The many faces of Peter Bogdanovich
[IN MEMORIAM] The filmmaker behind The Last Picture Show, who died this month, loved cinema in many forms
THE FILM JOURNALIST
Peter Bogdanovich was a fanboy before the term existed. Between the ages of 12 and 30, he kept track of the films he saw on 3” x 5” index cards, racking up 5,316 flicks. In the ’60s, he started doing reviews and feature articles for Esquire
— he did set visits for Howard Hawks’ El Dorado and Alfred Hitchcock’s The Birds — and even named his 1951 Ford Convertible ‘John Ford’. In a decade that saw US critics go crazy for Euro art cinema, Bogdanovich was a cheerleader for unsung traditional American filmmakers.
THE DIRECTOR
Bogdanovich crossed the critic-filmmaker divide with Targets, the excellent Roger Cormansponsored horror flick, which brilliantly utilised Boris Karloff outtakes.
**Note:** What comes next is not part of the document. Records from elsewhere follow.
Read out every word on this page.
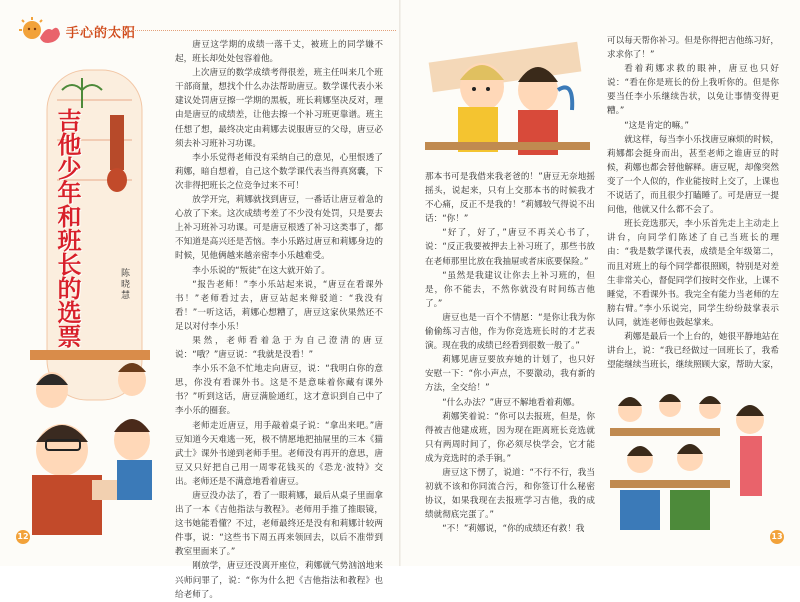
手心的太阳
吉他少年和班长的选票	陈晓慧

唐豆这学期的成绩一落千丈，被班上的同学嫌不起，班长却处处包容着他。

上次唐豆的数学成绩考得很差，班主任叫来几个班干部商量，想找个什么办法帮助唐豆。数学课代表小米建议处罚唐豆擦一学期的黑板，班长莉娜坚决反对，理由是唐豆的成绩差，让他去擦一个补习班更靠谱。班主任想了想，最终决定由莉娜去说服唐豆的父母，唐豆必须去补习班补习功课。

李小乐觉得老师没有采纳自己的意见，心里恨透了莉娜，暗自想着，自己这个数学课代表当得真窝囊，下次非得把班长之位竞争过来不可！

放学开完，莉娜就找到唐豆，一番话让唐豆着急的心放了下来。这次成绩考差了不少没有处罚，只是要去上补习班补习功课。可是唐豆根透了补习这类事了，都不知道是高兴还是苦恼。李小乐路过唐豆和莉娜身边的时候，见他俩越来越亲密李小乐越难受。

李小乐说的“叛徒”在这大就开始了。

“报告老师！”李小乐站起来说，“唐豆在看课外书！”老师看过去，唐豆站起来辩驳道：“我没有看！”一听这话，莉娜心想糟了，唐豆这家伙果然还不足以对付李小乐！

果然，老师看着急于为自己澄清的唐豆说：“哦？”唐豆说：“我就是没看！”

李小乐不急不忙地走向唐豆，说：“我明白你的意思，你没有看课外书。这是不是意味着你藏有课外书？”听到这话，唐豆满脸通红，这才意识到自己中了李小乐的圈套。

老师走近唐豆，用手敲着桌子说：“拿出来吧。”唐豆知道今天难逃一死，极不情愿地把抽屉里的三本《猫武士》课外书递到老师手里。老师没有再开的意思，唐豆又只好把自己用一周零花钱买的《恐龙·波特》交出。老师还是不满意地看着唐豆。

唐豆没办法了，看了一眼莉娜，最后从桌子里面拿出了一本《吉他指法与教程》。老师用手推了推眼镜，这书她能看懂？不过，老师最终还是没有和莉娜计较两件事，说：“这些书下周五再来领回去，以后不准带到教室里面来了。”

刚放学，唐豆还没离开座位，莉娜就气势汹汹地来兴师问罪了，说：“你为什么把《吉他指法和教程》也给老师了。

那本书可是我借来我老爸的！”唐豆无奈地摇摇头，说起来，只有上交那本书的时候我才不心痛，反正不是我的！”莉娜较气得说不出话：“你！”

“好了，好了，”唐豆不再关心书了，说：“反正我要被押去上补习班了，那些书放在老师那里比放在我抽屉或者床底要保险。”

“虽然是我建议让你去上补习班的，但是，你不能去，不然你就没有时间练吉他了。”

唐豆也是一百个不情愿：“是你让我为你偷偷练习吉他，作为你竞选班长时的才艺表演。现在我的成绩已经看到很数一般了。”

莉娜见唐豆要放弃她的计划了，也只好安慰一下：“你小声点，不要激动，我有新的方法，全交给！”

“什么办法？”唐豆不解地看着莉娜。

莉娜笑着说：“你可以去报班，但是，你得被吉他建成班，因为现在距离班长竞选就只有两周时间了，你必须尽快学会，它才能成为竞选时的杀手锏。”

唐豆这下愣了，说道：“不行不行，我当初就不该和你同流合污，和你签订什么秘密协议，如果我现在去报班学习吉他，我的成绩就彻底完蛋了。”

“不！”莉娜说，“你的成绩还有救！我

可以每天帮你补习。但是你得把吉他练习好，求求你了！”

看着莉娜求救的眼神，唐豆也只好说：“看在你是班长的份上我听你的。但是你要当任李小乐继续告状，以免让事情变得更糟。”

“这是肯定的嘛。”

就这样，每当李小乐找唐豆麻烦的时候，莉娜都会挺身而出，甚至老师之谁唐豆的时候，莉娜也都会替他解释。唐豆呢，却像突然变了一个人似的，作业能按时上交了，上课也不说话了，而且很少打瞌睡了。可是唐豆一提问他，他就又什么都不会了。

班长竞选那天，李小乐首先走上主动走上讲台，向同学们陈述了自己当班长的理由：“我是数学课代表，成绩是全年级第二，而且对班上的每个同学都很照顾，特别是对差生非常关心，督促同学们按时交作业，上课不睡觉，不看课外书。我完全有能力当老师的左膀右臂。”李小乐说完，同学生纷纷鼓掌表示认同，就连老师也鼓起掌来。

莉娜是最后一个上台的，她很平静地站在讲台上，说：“我已经做过一回班长了，我希望能继续当班长，继续照顾大家，帮助大家，

12	13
His best work — from the sublime The Last Picture Show to the screwball What’s Up, Doc?, from the bittersweet Paper Moon to the compelling Saint Jack
— perfectly walked a tightrope between old-school and modern Hollywood. His films, even flops such as At Long Last Love, coursed with a love of movies through every frame.
THE ACTOR
Aged 15, the precocious Bogdanovich studied acting with the legendary Stella Adler. The director continued thesping, including appearances in his own films — his voicework as a DJ on The Last Picture Show inspired Quentin Tarantino to hire him as the radio announcer in the Kill Bill movies. He acted mostly on TV (Moonlighting, How I Met Your Mother), playing his most famous role, Dr Elliot Kupferberg, the therapist’s therapist on The Sopranos, for six years — the water bottle Kupferberg regularly drank from was Bogdanovich’s own.
THE HISTORIAN
Perhaps Bogdanovich’s biggest contribution to film came as a champion of classic Hollywood. As a young buck, he not only programmed forgotten films at the Museum Of Modern Art, wrote monographs and made documentaries, but also provided tangible support for his cinematic heroes (he let Orson Welles stay in his Bel Air mansion when the auteur had financial problems). In his later years, he taught film at universities, introduced classics on TCM and campaigned for film preservation, playing a pivotal role in restoring Welles’ missing masterpiece The Other Side Of The Wind. Whatever he did, the man’s passion for picture shows knew no bounds.